Argentina’s Central Bank Raises Benchmark Interest Rate Amidst Soaring Inflation



Key Takeaways

  • Argentina’s central bank raises the benchmark interest rate to 133% due to high inflation and worsening economic conditions.
  • Inflation data shows a monthly rate of 12.7% and an annual rate of 138%, impacting the lives of many Argentinians.

A Deepening Economic Crisis in Argentina

In a move driven by concerning economic circumstances, Argentina’s central bank has taken measures to combat skyrocketing inflation. The benchmark interest rate has been raised to 133% from the previous rate of 118%. This decision was prompted by the release of September’s inflation figures, which exceeded expectations, registering a monthly rate of 12.7% and an annual rate of 138%.


Argentina has been grappling with a deepening economic crisis, and the consequences of soaring inflation have taken a toll on its citizens. As prices continue to surge, wages and savings are eroded, leading to a significant portion of the population falling below the poverty line. Reports indicate that two out of every five people in Argentina are currently living in poverty, highlighting the urgent need for economic stabilization.

Struggles to Align with Inflation Expectations

Argentina’s central bank faces the challenge of keeping the benchmark interest rate in sync with inflation expectations. A central bank poll of analysts suggests that inflation is expected to exceed 180% by the end of the year. This disparity between interest rates and inflation has raised concerns about the effectiveness of such monetary policy measures.

Questions Surrounding the Timing

There is debate among commentators about the timing of the interest rate hike.

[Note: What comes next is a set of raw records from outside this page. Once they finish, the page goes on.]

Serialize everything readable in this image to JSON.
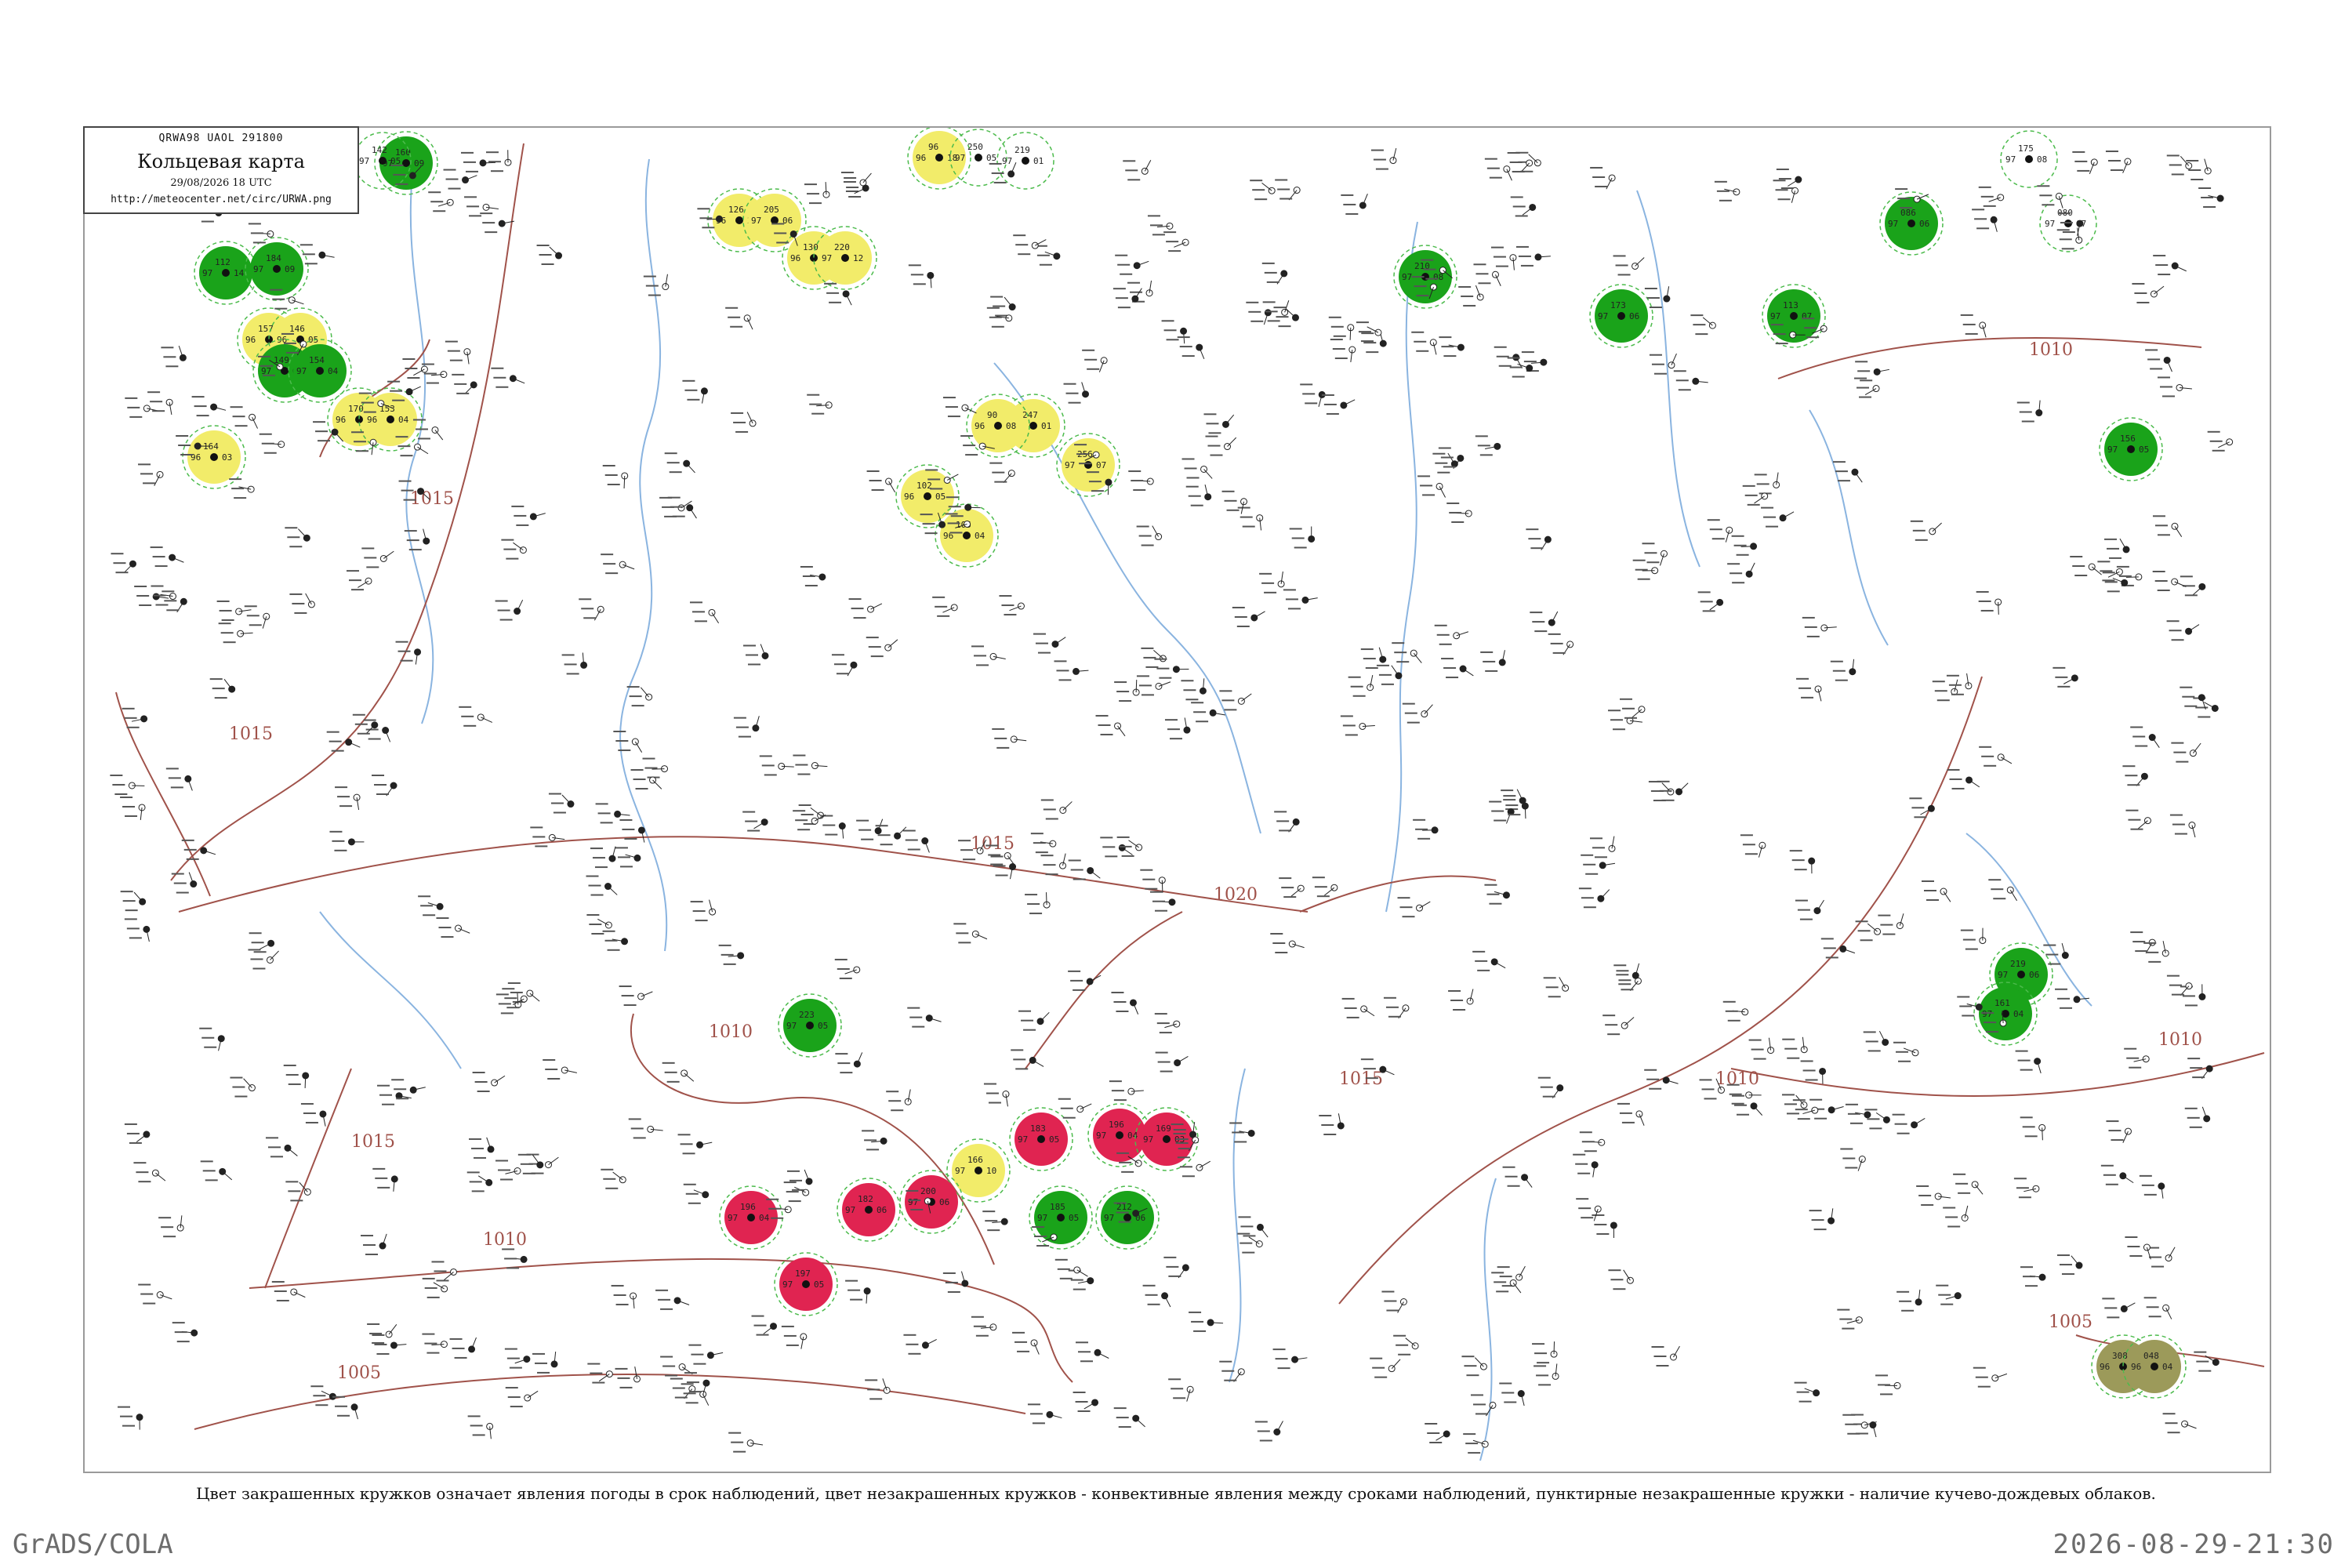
{
  "header": {
    "bulletin": "QRWA98  UAOL  291800",
    "title": "Кольцевая карта",
    "date": "29/08/2026 18 UTC",
    "url": "http://meteocenter.net/circ/URWA.png"
  },
  "caption": "Цвет закрашенных кружков означает явления погоды в срок наблюдений, цвет незакрашенных кружков - конвективные явления между сроками наблюдений, пунктирные незакрашенные кружки - наличие кучево-дождевых облаков.",
  "footer": {
    "left": "GrADS/COLA",
    "right": "2026-08-29-21:30"
  },
  "colors": {
    "frame": "#9a9a9a",
    "isobar": "#a0524a",
    "river": "#8ab4e0",
    "fog_green": "#1aa31a",
    "rain_red": "#e02451",
    "haze_yellow": "#f2ec6a",
    "drizzle_olive": "#9c9a5a",
    "cb_ring": "#4cbb4c"
  },
  "isobar_labels": [
    {
      "id": "isobar-1015-west",
      "text": "1015"
    },
    {
      "id": "isobar-1015-center",
      "text": "1015"
    },
    {
      "id": "isobar-1015-south",
      "text": "1015"
    },
    {
      "id": "isobar-1015-west2",
      "text": "1015"
    },
    {
      "id": "isobar-1010-center",
      "text": "1010"
    },
    {
      "id": "isobar-1010-south",
      "text": "1010"
    },
    {
      "id": "isobar-1005-south",
      "text": "1005"
    },
    {
      "id": "isobar-1020-center",
      "text": "1020"
    },
    {
      "id": "isobar-1015-east",
      "text": "1015"
    },
    {
      "id": "isobar-1010-east",
      "text": "1010"
    },
    {
      "id": "isobar-1010-far-east",
      "text": "1010"
    },
    {
      "id": "isobar-1010-northeast",
      "text": "1010"
    },
    {
      "id": "isobar-1005-southeast",
      "text": "1005"
    }
  ],
  "stations": [
    {
      "p": "160",
      "t": "97",
      "d": "09",
      "w": "fog"
    },
    {
      "p": "112",
      "t": "97",
      "d": "14",
      "w": "fog"
    },
    {
      "p": "172",
      "t": "97",
      "d": "12",
      "w": ""
    },
    {
      "p": "142",
      "t": "97",
      "d": "05",
      "w": ""
    },
    {
      "p": "126",
      "t": "96",
      "d": "23",
      "w": "haze"
    },
    {
      "p": "205",
      "t": "97",
      "d": "06",
      "w": "haze"
    },
    {
      "p": "130",
      "t": "96",
      "d": "02",
      "w": "haze"
    },
    {
      "p": "220",
      "t": "97",
      "d": "12",
      "w": "haze"
    },
    {
      "p": "96",
      "t": "96",
      "d": "18",
      "w": "haze"
    },
    {
      "p": "250",
      "t": "97",
      "d": "05",
      "w": ""
    },
    {
      "p": "219",
      "t": "97",
      "d": "01",
      "w": ""
    },
    {
      "p": "175",
      "t": "97",
      "d": "08",
      "w": "cb"
    },
    {
      "p": "086",
      "t": "97",
      "d": "06",
      "w": "fog"
    },
    {
      "p": "080",
      "t": "97",
      "d": "07",
      "w": "cb"
    },
    {
      "p": "184",
      "t": "97",
      "d": "09",
      "w": "fog"
    },
    {
      "p": "157",
      "t": "96",
      "d": "03",
      "w": "haze"
    },
    {
      "p": "146",
      "t": "96",
      "d": "05",
      "w": "haze"
    },
    {
      "p": "149",
      "t": "97",
      "d": "06",
      "w": "fog"
    },
    {
      "p": "154",
      "t": "97",
      "d": "04",
      "w": "fog"
    },
    {
      "p": "170",
      "t": "96",
      "d": "02",
      "w": "haze"
    },
    {
      "p": "153",
      "t": "96",
      "d": "04",
      "w": "haze"
    },
    {
      "p": "164",
      "t": "96",
      "d": "03",
      "w": "haze"
    },
    {
      "p": "247",
      "t": "97",
      "d": "01",
      "w": "haze"
    },
    {
      "p": "90",
      "t": "96",
      "d": "08",
      "w": "haze"
    },
    {
      "p": "256",
      "t": "97",
      "d": "07",
      "w": "haze"
    },
    {
      "p": "102",
      "t": "96",
      "d": "05",
      "w": "haze"
    },
    {
      "p": "105",
      "t": "96",
      "d": "04",
      "w": "haze"
    },
    {
      "p": "210",
      "t": "97",
      "d": "08",
      "w": "fog"
    },
    {
      "p": "173",
      "t": "97",
      "d": "06",
      "w": "fog"
    },
    {
      "p": "113",
      "t": "97",
      "d": "07",
      "w": "fog"
    },
    {
      "p": "156",
      "t": "97",
      "d": "05",
      "w": "fog"
    },
    {
      "p": "219",
      "t": "97",
      "d": "06",
      "w": "fog"
    },
    {
      "p": "161",
      "t": "97",
      "d": "04",
      "w": "fog"
    },
    {
      "p": "223",
      "t": "97",
      "d": "05",
      "w": "fog"
    },
    {
      "p": "196",
      "t": "97",
      "d": "04",
      "w": "rain"
    },
    {
      "p": "183",
      "t": "97",
      "d": "05",
      "w": "rain"
    },
    {
      "p": "169",
      "t": "97",
      "d": "03",
      "w": "rain"
    },
    {
      "p": "166",
      "t": "97",
      "d": "10",
      "w": "haze"
    },
    {
      "p": "200",
      "t": "97",
      "d": "06",
      "w": "rain"
    },
    {
      "p": "182",
      "t": "97",
      "d": "06",
      "w": "rain"
    },
    {
      "p": "196",
      "t": "97",
      "d": "04",
      "w": "rain"
    },
    {
      "p": "197",
      "t": "97",
      "d": "05",
      "w": "rain"
    },
    {
      "p": "185",
      "t": "97",
      "d": "05",
      "w": "fog"
    },
    {
      "p": "212",
      "t": "97",
      "d": "06",
      "w": "fog"
    },
    {
      "p": "308",
      "t": "96",
      "d": "04",
      "w": "drizzle"
    },
    {
      "p": "048",
      "t": "96",
      "d": "04",
      "w": "drizzle"
    }
  ]
}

Some argue that raising the rate at this stage may not yield the desired results due to wavering public expectations. The flight from the Argentine peso to the U.S. dollar has been a persistent issue, and many believe that the latest increase may not suffice to contain it.


A national private banking manager, speaking anonymously, expressed skepticism about the effectiveness of the latest hike. They noted, “It is no longer useful to raise the rate, expectations have gone away, and raising it at this time is not going to contain the flight from pesos to dollars.”

Currency in Free Fall and Economic Challenges

The peso’s value has experienced a rapid free fall, compounded by the government’s near-18% devaluation of the currency in mid-August. This devaluation coincided with the central bank’s prior interest rate hike, which raised the rate from 97% to 118%. As a result, the peso has weakened, surpassing the symbolic threshold of 1,000 pesos per U.S. dollar earlier this week.


The timing of these economic challenges is significant as Argentina prepares for general elections scheduled for October 22. Voters will be selecting the next president to succeed the outgoing leftist President Alberto Fernandez. Notably, radical libertarian candidate Javier Milei has emerged as a front-runner due to his remarkable first-place showing in the August primary.


Milei has advocated for substantial changes, including shutting down the central bank and dollarizing the economy to combat inflation. His recommendations to depositors to avoid renewing bank holdings in pesos underscore the gravity of the economic situation.

Rate Change Amidst Uncertainty

The central bank’s decision to alter the interest rate, initially contemplating a rate of 145%, ultimately reached the figure of 133%. This last-minute adjustment followed a reported leak and was seen as a response to the evolving economic landscape. The country continues to grapple with formidable economic challenges as it heads toward a pivotal election.